Die ersten Realisierungen in der Technik
- Im November 1937 vollendete George Stibitz, der später bei den Bell Labs arbeitete, seinen Relais-gestützten Rechner „Modell K“ (nach „K“ für „Küche“, wo er ihn zusammengebaut hat), der die Addition im Dualsystem beherrschte.
- 1937 baute Konrad Zuse eine auf dem Dualsystem basierende Rechenmaschine, die mechanische Zuse Z1, welche aber aufgrund mechanischer Probleme unzuverlässig arbeitete.
- 1937 fertigte Claude Shannon seine Master-Abschlussarbeit am MIT an, die erstmals die Boolesche Algebra und die Arithmetik im Dualsystem in elektrischen Relais und Schaltern realisierte. Unter dem Titel A Symbolic Analysis of Relay and Switching Circuits hat Shannons Arbeit die Konstruktion Digitaler Schaltkreise begründet.

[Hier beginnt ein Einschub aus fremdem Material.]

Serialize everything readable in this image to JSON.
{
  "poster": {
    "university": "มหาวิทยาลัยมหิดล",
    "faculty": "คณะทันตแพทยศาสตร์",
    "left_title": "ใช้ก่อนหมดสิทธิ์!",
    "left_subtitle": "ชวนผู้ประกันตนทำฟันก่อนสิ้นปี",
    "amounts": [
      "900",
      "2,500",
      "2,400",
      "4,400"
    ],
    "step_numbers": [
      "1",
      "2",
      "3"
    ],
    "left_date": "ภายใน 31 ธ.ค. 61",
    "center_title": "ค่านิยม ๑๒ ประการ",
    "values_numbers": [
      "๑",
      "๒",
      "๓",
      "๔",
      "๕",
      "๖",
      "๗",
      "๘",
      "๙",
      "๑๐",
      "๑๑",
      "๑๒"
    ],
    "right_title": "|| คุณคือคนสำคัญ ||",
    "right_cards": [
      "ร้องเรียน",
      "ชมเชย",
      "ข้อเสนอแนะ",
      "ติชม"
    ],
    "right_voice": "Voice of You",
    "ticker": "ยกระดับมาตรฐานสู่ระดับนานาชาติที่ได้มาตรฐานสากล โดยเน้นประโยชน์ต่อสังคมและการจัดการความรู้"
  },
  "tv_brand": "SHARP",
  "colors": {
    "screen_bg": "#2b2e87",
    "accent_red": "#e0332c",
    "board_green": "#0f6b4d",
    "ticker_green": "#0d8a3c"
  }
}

- 1937 bis 1941 bauten John Atanasoff und Clifford Berry den ersten elektronischen Digitalrechner, den auf Elektronenröhren basierenden Atanasoff-Berry-Computer.
- Am 12. Mai 1941 führte Konrad Zuse einem kleinen Kreis in Berlin den weltweit ersten universell programmierbaren binären Digitalrechner, die elektromechanische Zuse Z3 vor, welcher aber im Zweiten Weltkrieg komplett zerstört wurde.
- Am 19. März 1955 stellten die Bell-Forschungslaboratorien den weltweit ersten ausschließlich mit Halbleiter-Elementen realisierten binären Digitalrechner, den TRansistorized Airborne DIgital Computer, vor.